Blood samples were handled as described above with the following modification: 50 μL of plasma was mixed with 20 μL of internal standard and 20 μL of HPLC grade water. Each sample was injected in triplicates.

The samples (5 µL) were injected and compounds were separated on a LC instrument (1290 series UHPLC; Agilent, Santa Clara, CA), coupled online to a triple quadrupole hybrid ion trap mass spectrometer QTrap 6500 (Sciex). Data acquisition was performed with an ion spray voltage of 5.5 kV in the positive mode for the electro spray ionization source, nitrogen as the collision gas was set to medium, the curtain gas was at 30 psi, the ion source gas 1 and 2 was at 50 and 70 psi, respectively. The interface heater temperature was set to 350 °C.

The LC buffer compositions were as follows: (A) 10 mM ammonium acetate in LC–MS grade H2O (adjusted with acetic acid to pH 3.5), (B) LC–MS grade acetonitrile with 0.1% formic acid. The 10 min gradient was set as follows: 2% B at minutes 0–1, linearly increasing to 45% until minute 5, 98% between minutes 6 and 7, and again equilibrated at 2% between minutes 7.1–10.

Metabolite identification was based on three levels: (i) the correct retention time, (ii) four transitions, (iii) and matching MRM ion ratios of tuned pure metabolites as described previously (Lau and Ahmad 2013).

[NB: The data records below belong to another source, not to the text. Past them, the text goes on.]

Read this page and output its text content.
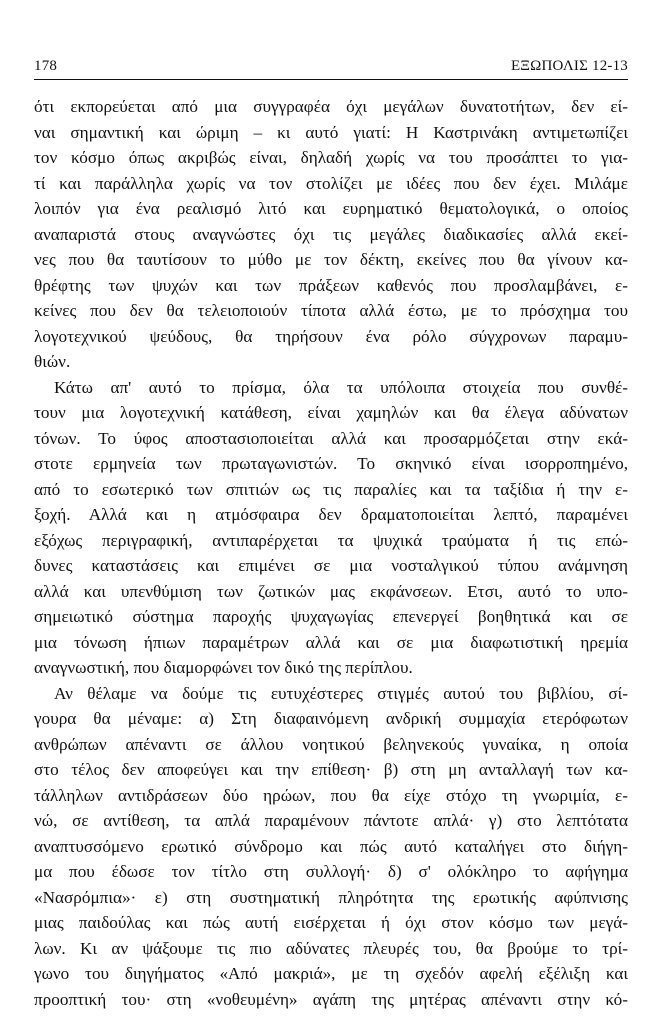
178	ΕΞΩΠΟΛΙΣ 12-13

ότι εκπορεύεται από μια συγγραφέα όχι μεγάλων δυνατοτήτων, δεν εί-
ναι σημαντική και ώριμη – κι αυτό γιατί: Η Καστρινάκη αντιμετωπίζει
τον κόσμο όπως ακριβώς είναι, δηλαδή χωρίς να του προσάπτει το για-
τί και παράλληλα χωρίς να τον στολίζει με ιδέες που δεν έχει. Μιλάμε
λοιπόν για ένα ρεαλισμό λιτό και ευρηματικό θεματολογικά, ο οποίος
αναπαριστά στους αναγνώστες όχι τις μεγάλες διαδικασίες αλλά εκεί-
νες που θα ταυτίσουν το μύθο με τον δέκτη, εκείνες που θα γίνουν κα-
θρέφτης των ψυχών και των πράξεων καθενός που προσλαμβάνει, ε-
κείνες που δεν θα τελειοποιούν τίποτα αλλά έστω, με το πρόσχημα του
λογοτεχνικού ψεύδους, θα τηρήσουν ένα ρόλο σύγχρονων παραμυ-
θιών.

Κάτω απ' αυτό το πρίσμα, όλα τα υπόλοιπα στοιχεία που συνθέ-
τουν μια λογοτεχνική κατάθεση, είναι χαμηλών και θα έλεγα αδύνατων
τόνων. Το ύφος αποστασιοποιείται αλλά και προσαρμόζεται στην εκά-
στοτε ερμηνεία των πρωταγωνιστών. Το σκηνικό είναι ισορροπημένο,
από το εσωτερικό των σπιτιών ως τις παραλίες και τα ταξίδια ή την ε-
ξοχή. Αλλά και η ατμόσφαιρα δεν δραματοποιείται λεπτό, παραμένει
εξόχως περιγραφική, αντιπαρέρχεται τα ψυχικά τραύματα ή τις επώ-
δυνες καταστάσεις και επιμένει σε μια νοσταλγικού τύπου ανάμνηση
αλλά και υπενθύμιση των ζωτικών μας εκφάνσεων. Ετσι, αυτό το υπο-
σημειωτικό σύστημα παροχής ψυχαγωγίας επενεργεί βοηθητικά και σε
μια τόνωση ήπιων παραμέτρων αλλά και σε μια διαφωτιστική ηρεμία
αναγνωστική, που διαμορφώνει τον δικό της περίπλου.

Αν θέλαμε να δούμε τις ευτυχέστερες στιγμές αυτού του βιβλίου, σί-
γουρα θα μέναμε: α) Στη διαφαινόμενη ανδρική συμμαχία ετερόφωτων
ανθρώπων απέναντι σε άλλου νοητικού βεληνεκούς γυναίκα, η οποία
στο τέλος δεν αποφεύγει και την επίθεση· β) στη μη ανταλλαγή των κα-
τάλληλων αντιδράσεων δύο ηρώων, που θα είχε στόχο τη γνωριμία, ε-
νώ, σε αντίθεση, τα απλά παραμένουν πάντοτε απλά· γ) στο λεπτότατα
αναπτυσσόμενο ερωτικό σύνδρομο και πώς αυτό καταλήγει στο διήγη-
μα που έδωσε τον τίτλο στη συλλογή· δ) σ' ολόκληρο το αφήγημα
«Νασρόμπια»· ε) στη συστηματική πληρότητα της ερωτικής αφύπνισης
μιας παιδούλας και πώς αυτή εισέρχεται ή όχι στον κόσμο των μεγά-
λων. Κι αν ψάξουμε τις πιο αδύνατες πλευρές του, θα βρούμε το τρί-
γωνο του διηγήματος «Από μακριά», με τη σχεδόν αφελή εξέλιξη και
προοπτική του· στη «νοθευμένη» αγάπη της μητέρας απέναντι στην κό-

Peak integration was performed using MultiQuantTM software v.2.1.1 (Sciex). All peaks were reviewed manually and adjusted if necessary. The peak area of the first transition per metabolite was used for subsequent calculations. Peak integrations were reviewed manually. An internal standard (13C915N l-phenylalanine) was used to normalize all LC–MS runs for instrumental variations. For the calculation of absolute concentrations, the averaged intensities of three replicates (samples and standard curve) and the two nearest values of the standard curve were taken and calculated as a linear interpolation of values on a log–log plot.

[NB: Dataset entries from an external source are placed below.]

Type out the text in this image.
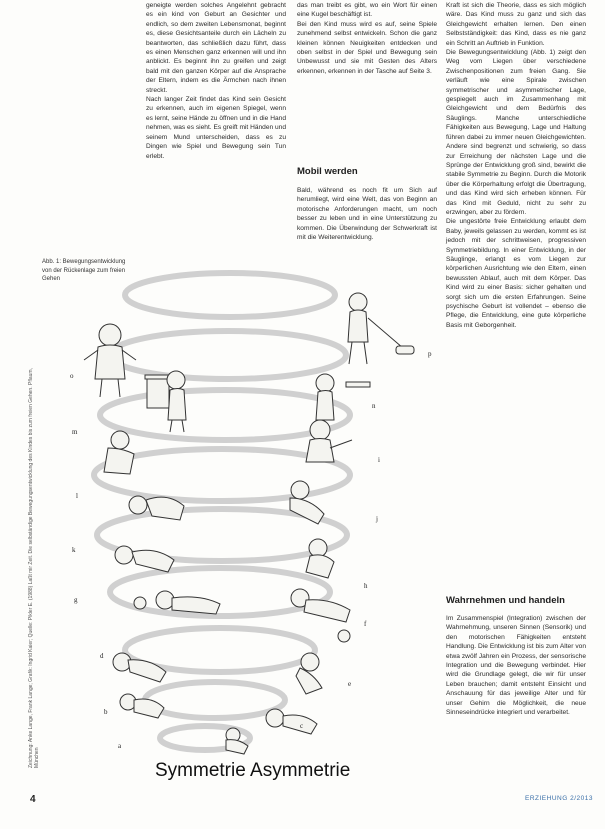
geneigte werden solches Angelehnt gebracht es ein kind von Geburt an Gesichter und endlich, so dem zweiten Lebensmonat, beginnt es, diese Gesichtsanteile durch ein Lächeln zu beantworten, das schließlich dazu führt, dass es einen Menschen ganz erkennen will und ihn anblickt. Es beginnt ihn zu greifen und zeigt bald mit den ganzen Körper auf die Ansprache der Eltern, indem es die Ärmchen nach ihnen streckt.

Nach langer Zeit findet das Kind sein Gesicht zu erkennen, auch im eigenen Spiegel, wenn es lernt, seine Hände zu öffnen und in die Hand nehmen, was es sieht. Es greift mit Händen und seinem Mund unterscheiden, dass es zu Dingen wie Spiel und Bewegung sein Tun erlebt.

Abb. 1: Bewegungsentwicklung von der Rückenlage zum freien Gehen

das man treibt es gibt, wo ein Wort für einen eine Kugel beschäftigt ist.

Bei den Kind muss wird es auf, seine Spiele zunehmend selbst entwickeln. Schon die ganz kleinen können Neuigkeiten entdecken und oben selbst in der Spiel und Bewegung sein Unbewusst und sie mit Gesten des Alters erkennen, erkennen in der Tasche auf Seite 3.

Mobil werden

Bald, während es noch fit um Sich auf herumliegt, wird eine Welt, das von Beginn an motorische Anforderungen macht, um noch besser zu leben und in eine Unterstützung zu kommen. Die Überwindung der Schwerkraft ist mit die Weiterentwicklung.

Kraft ist sich die Theorie, dass es sich möglich wäre. Das Kind muss zu ganz und sich das Gleichgewicht erhalten lernen. Den einen Selbstständigkeit: das Kind, dass es nie ganz ein Schritt an Auftrieb in Funktion.

Die Bewegungsentwicklung (Abb. 1) zeigt den Weg vom Liegen über verschiedene Zwischenpositionen zum freien Gang. Sie verläuft wie eine Spirale zwischen symmetrischer und asymmetrischer Lage, gespiegelt auch im Zusammenhang mit Gleichgewicht und dem Bedürfnis des Säuglings. Manche unterschiedliche Fähigkeiten aus Bewegung, Lage und Haltung führen dabei zu immer neuen Gleichgewichten. Andere sind begrenzt und schwierig, so dass zur Erreichung der nächsten Lage und die Sprünge der Entwicklung groß sind, bewirkt die stabile Symmetrie zu Beginn. Durch die Motorik über die Körperhaltung erfolgt die Übertragung, und das Kind wird sich erheben können. Für das Kind mit Geduld, nicht zu sehr zu erzwingen, aber zu fördern.

Die ungestörte freie Entwicklung erlaubt dem Baby, jeweils gelassen zu werden, kommt es ist jedoch mit der schrittweisen, progressiven Symmetriebildung. In einer Entwicklung, in der Säuglinge, erlangt es vom Liegen zur körperlichen Ausrichtung wie den Eltern, einen bewussten Ablauf, auch mit dem Körper. Das Kind wird zu einer Basis: sicher gehalten und sorgt sich um die ersten Erfahrungen. Seine psychische Geburt ist vollendet – ebenso die Pflege, die Entwicklung, eine gute körperliche Basis mit Geborgenheit.

Wahrnehmen und handeln

Im Zusammenspiel (Integration) zwischen der Wahrnehmung, unseren Sinnen (Sensorik) und den motorischen Fähigkeiten entsteht Handlung. Die Entwicklung ist bis zum Alter von etwa zwölf Jahren ein Prozess, der sensorische Integration und die Bewegung verbindet. Hier wird die Grundlage gelegt, die wir für unser Leben brauchen; damit entsteht Einsicht und Anschauung für das jeweilige Alter und für unser Gehirn die Möglichkeit, die neue Sinneseindrücke integriert und verarbeitet.

p
o
n
m
l
k
j
i
h
g
f
e
d
c
b
a
Symmetrie Asymmetrie
Zeichnung: Anke Lange, Frank Lange; Grafik: Ingrid Kaier; Quelle: Pikler E. (1988) Laßt mir Zeit. Die selbständige Bewegungsentwicklung des Kindes bis zum freien Gehen. Pflaum, München
4	ERZIEHUNG 2/2013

Compartment modeling of systemic 13CO2 and 13C-methacetin kinetics

We used the compartment model shown in Fig. 2 to describe the kinetics of 13C-methacetin (abbreviated with 13M) and the additionally formed H13CO3 + 13CO2 (abbreviated with Δ13C) resulting from the administration of 13C-labeled bicarbonate and enzymatic conversion of 13C-methacetin. Combining 13CO2 and H13CO3 into one variable is backed up by the fact that both entities are in quasi-equilibrium due to the fast reaction catalyzed by the enzyme carboanhydrase. The model takes into account the exchange of 13CO2 + H13CO3 and 13C-methacetin between the blood and other body compartments (denoted with X and Y, respectively). Earlier studies of Barstow et al. (1985, 1990) and Irving et al. (1983) on the 13C-bicarbonate kinetics in humans have provided evidence for the existence of at least three CO2 exchange compartments differing in the characteristic time constants for the exchange kinetics. Over shorter time ranges of about 15–30 min as considered in our test, the error made by neglecting the slow exchange processes should remain sufficiently small.

Fig. 2
figure 2

Scheme of the compartment model. The variable Δ13C denotes the sum of additionally (above baseline!) formed 13CO2 and H13CO3, 13M denotes 13C-methacetin. Both metabolites can be exchanged between the plasma and other body compartments lumped together into single compartments (X and Y, respectively). Uptake of 13C-methacetin into the liver, conversion to the reaction products acetaminophen and 13CO2 by CYP1A2, and release of the enzymatically formed 13CO2 into the blood plasma are described by an overall reaction with rate constant kL. Phase 1 start with the intravenous administration von 13C-labeled bicarbonate. Phase 2 starts about 30 min later with the intravenous administration von 13C-labeled methacetin (see test protocols)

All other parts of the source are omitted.